I'm still a freelancer and I'm still working from home. So I'm not seeing all this. What I'm getting, around ten p.m., sitting around in my Bat Pants watching TV, is a call or an e-mail saying WOuld you look at thIs REALLLLLLLY fast PLEASE?

But that's only part of the problem with this gig.

Being a product of a media giant, the pages of this magazine drip with political correctness, "wokeness," and other bravado, sounding like a screaming mob of children playing Protest March. It has decided to make itself political although it is historically a fashion magazine, and in fact is no less vapid for its pretense of gravitas.



Of course I find this stuff difficult to endure, because I am a white straight male Catholic and as such am pretty much the target of everybody's hate these days. I probably own lots of assault rifles! As Megan McArdle wrote in the Washington Post, "Many places that voted for Trump never had many factories to lose to China or Mexico; many factory towns turned to Trump only after decades of decline. What most consistently motivates the Trump supporters I’ve met is not jobs or racism but anger at a culturally powerful elite that veers between ignoring them and disrespecting every facet of their lives." Some of the projects I've been given for this media giant make me complicit in the actions of this culturally powerful elite.

But that's not even the whole story. Just as I wrote about the site Cracked last year, this stuff is all so depressing.
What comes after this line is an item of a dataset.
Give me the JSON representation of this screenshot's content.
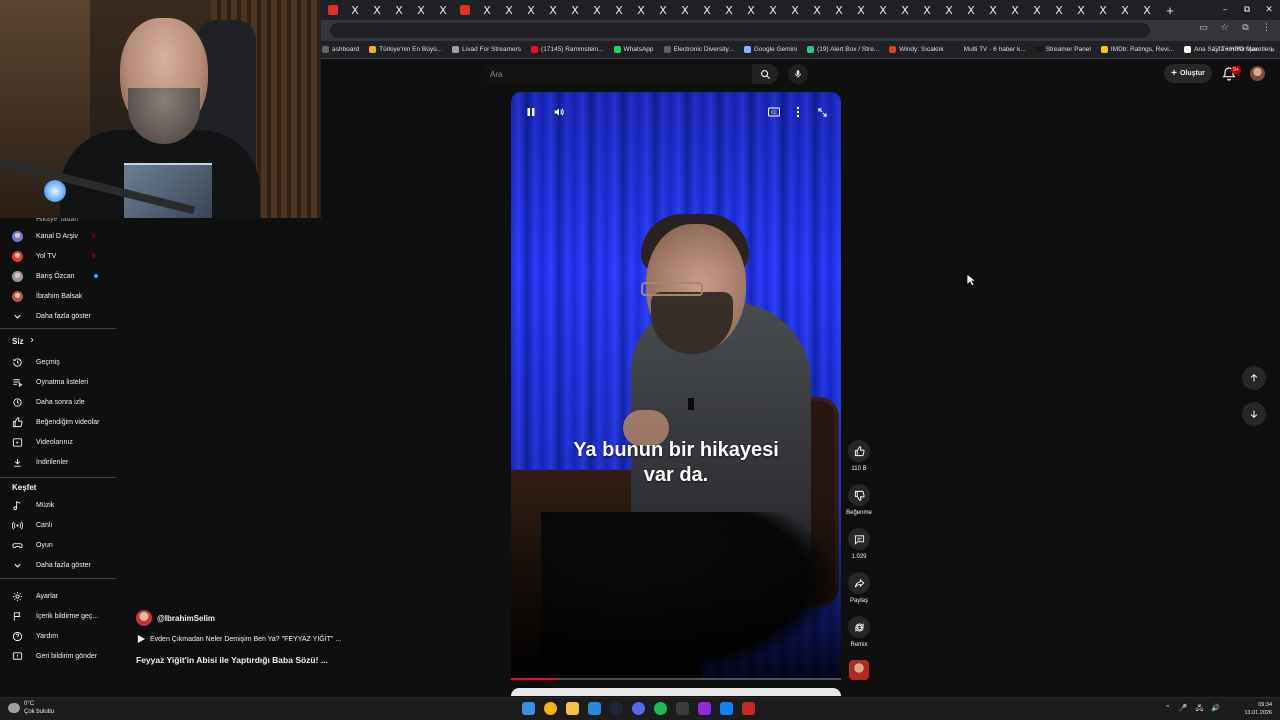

In trying to celebrate the plight of victims and bring out the readers' inner badass, such cultural projects set bars that are just as out of reach as the old ones, and just as oppressive to anyone who really isn't on board with their philosophy. To enjoy this magazine you had better hate Trump, hate conservatives, enjoy no more than a fluffy and non-demanding faith, and love every bonehead that manages to break the surface to achieve the rank of celebrity. Furthermore, you had better be young, successful, fit, love to travel, love to shop (and I mean really love to shop, although it's okay to say you don't), and have extremely sexy partner(s). Otherwise you might as well be a fat lump of trailer trash.

I can't help but think that, just as social media can isolate while giving the appearance of connection, so too do these things seem aspirational while actually being depressing. I know I'm not the target audience. But I am a human being.